Over the last six years, ACT has averaged an audience of 95 thousand people. In 2017 and 2018 the theatre had total revenues of more than $7.3 million.
ACT along with other performing arts companies in the area received funding from the ArtsFund, Seattle Office of Arts and Culture, and 4Culture to help get through these tough times.
For Witmer, one of the hardest parts about canceling the season was the impact she knew it would have on jobs and livelihoods. ACT had to lay off 46 employees and is now working with a full-time and part-time staff of only 20 people.
“The hardest part for me was to have to lay off the majority of our staff and have so many artists and craftspeople out of work,” Witmer said. “Of course every theater across the country has been in the same position, but that has been really difficult and heartbreaking.”
Looking into the near future, ACT plans to release more digital content, much different from the Playwright Series. Its 45th annual production of “A Christmas Carol” is still in the works, but will take on a unique digital form.

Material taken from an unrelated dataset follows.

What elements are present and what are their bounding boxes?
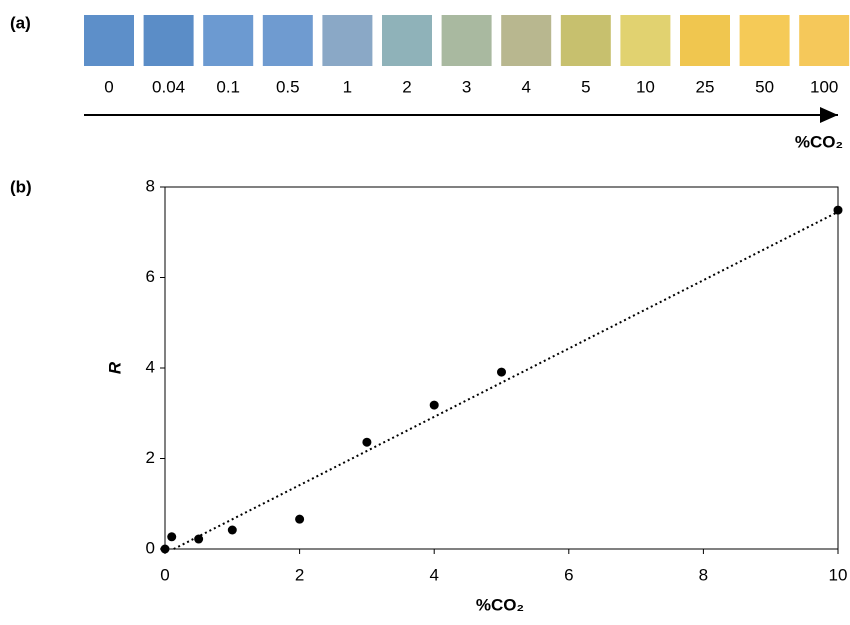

“It is a holiday tradition for so many people and it’s been around for years,” Langs said. “People who saw it as kids have now brought their children, and now are bringing their grandchildren.”
Langs wants to invite community members to share their own stories about what “A Christmas Carol means to them. “I think the play will be framed, if not interrupted by stories of people who have come to ACT and seen it before,” he said.
Aside from just talking about art, Langs also wants to keep creating art at ACT. He plans to develop one of Keiko Green’s plays into a “highly fantastical entertaining digital event,” using green screen technology.
If there is a silver lining to the 2020 season cancelation, it’s that you don’t have to be in Seattle to access ACT’s new content.
“What we’re learning in this digital space is that it can go a long way beyond our quarantine, and really be about how to broaden and serve the larger community,” Langs said.